INFOGRAPHIC: Most Assets Hurting, but one stock market has bucked the trend

With the August market meltdown, most asset classes are in the red.

However, there is one emerging market that has gone up 26% year-to-date and has remained stable since the turmoil starting in mid-August.

Today, we share Deutsche Bank’s chart on the matter, which shows the performance of all asset classes.

Courtesy of: Visual Capitalist

Deutsche Bank recently provided a graphical snapshot that covers the returns of a wide span of assets both YTD and since the mid-August meltdown. In addition, they added some market commentary on the situation investors find themselves in as they get back in gear for the autumn.

First, let’s recap the spring and summer. Chinese markets started the year with gusto, but lost all of the gains during the summer as the bubble burst. Equity markets in the U.S. soon followed, with the Dow shedding almost 2,000 points in August before beginning a small bounce back. Commodities have all been crushed thoroughly YTD and especially in the last two weeks of August.

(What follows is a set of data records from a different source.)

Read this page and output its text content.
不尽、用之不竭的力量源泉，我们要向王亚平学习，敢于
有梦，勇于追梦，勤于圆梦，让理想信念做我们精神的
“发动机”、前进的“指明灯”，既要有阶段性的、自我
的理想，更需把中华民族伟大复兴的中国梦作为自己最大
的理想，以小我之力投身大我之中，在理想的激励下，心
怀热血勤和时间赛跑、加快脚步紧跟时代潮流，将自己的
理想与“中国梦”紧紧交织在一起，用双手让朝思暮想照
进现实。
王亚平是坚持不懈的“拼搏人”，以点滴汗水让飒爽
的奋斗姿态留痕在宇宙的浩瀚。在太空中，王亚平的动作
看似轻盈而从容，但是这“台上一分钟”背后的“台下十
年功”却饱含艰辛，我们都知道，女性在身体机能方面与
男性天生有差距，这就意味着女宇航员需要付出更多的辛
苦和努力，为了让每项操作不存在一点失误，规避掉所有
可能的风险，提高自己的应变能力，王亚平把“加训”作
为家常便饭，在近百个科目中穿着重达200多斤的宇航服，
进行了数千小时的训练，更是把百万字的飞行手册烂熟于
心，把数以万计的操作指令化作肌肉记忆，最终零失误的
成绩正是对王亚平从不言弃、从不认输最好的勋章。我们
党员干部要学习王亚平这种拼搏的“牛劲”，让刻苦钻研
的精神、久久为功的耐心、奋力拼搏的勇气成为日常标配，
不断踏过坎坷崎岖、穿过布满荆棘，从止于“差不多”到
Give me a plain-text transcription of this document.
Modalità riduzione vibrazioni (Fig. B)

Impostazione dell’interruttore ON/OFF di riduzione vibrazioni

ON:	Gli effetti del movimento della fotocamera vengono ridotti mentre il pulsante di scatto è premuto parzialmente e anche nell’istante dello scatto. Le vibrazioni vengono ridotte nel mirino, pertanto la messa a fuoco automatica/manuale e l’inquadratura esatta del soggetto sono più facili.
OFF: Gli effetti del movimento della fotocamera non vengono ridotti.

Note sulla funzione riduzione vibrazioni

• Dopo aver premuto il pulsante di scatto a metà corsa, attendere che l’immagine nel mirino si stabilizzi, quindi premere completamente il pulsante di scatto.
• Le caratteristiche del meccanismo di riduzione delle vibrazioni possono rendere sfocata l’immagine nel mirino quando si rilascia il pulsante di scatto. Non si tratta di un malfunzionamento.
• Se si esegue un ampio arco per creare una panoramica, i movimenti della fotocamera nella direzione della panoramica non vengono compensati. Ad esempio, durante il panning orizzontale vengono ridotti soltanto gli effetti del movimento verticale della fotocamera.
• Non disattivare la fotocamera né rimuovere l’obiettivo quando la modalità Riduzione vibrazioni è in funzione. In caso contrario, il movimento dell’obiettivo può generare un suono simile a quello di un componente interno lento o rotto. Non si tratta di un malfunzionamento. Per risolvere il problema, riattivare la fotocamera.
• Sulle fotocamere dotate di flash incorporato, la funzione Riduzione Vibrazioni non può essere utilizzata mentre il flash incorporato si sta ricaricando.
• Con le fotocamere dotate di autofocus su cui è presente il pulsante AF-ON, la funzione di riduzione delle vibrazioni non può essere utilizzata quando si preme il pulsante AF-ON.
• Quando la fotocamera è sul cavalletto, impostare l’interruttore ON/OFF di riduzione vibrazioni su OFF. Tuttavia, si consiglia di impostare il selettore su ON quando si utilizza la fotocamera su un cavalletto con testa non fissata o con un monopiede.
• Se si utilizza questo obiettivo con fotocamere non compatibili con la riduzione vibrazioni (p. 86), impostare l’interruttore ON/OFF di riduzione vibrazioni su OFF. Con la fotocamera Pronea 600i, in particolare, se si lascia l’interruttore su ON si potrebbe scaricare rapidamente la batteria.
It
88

Despite all of this, there is one stock market that has bucked these trends with outperformance.

That market belongs to Russia, where equities are up 26% on the year and have remained relatively flat since all other markets melted down in mid-August. Russian stocks are not rising because the country’s economy is healthy – they are up because it is less worse than investors thought.

The quick story on Russia: the country is in its worst recession since the Financial Crisis, and had its GDP shrink -4.6% up to Q2 of this year. The ruble has depreciated against the U.S. dollar by 16% YTD, and it also lost plenty of purchasing power last year as oil prices got hammered.

Many spectators had expected the re-emergence of a currency crisis similar to 1998. Adding in possible geopolitical tail risks, publications started to recommend ways to play the Russian crash. Instead, it seems so far that Russia has been able to stabilize better than expected, and as a result stocks have rewarded investors that weren’t so pessimistic.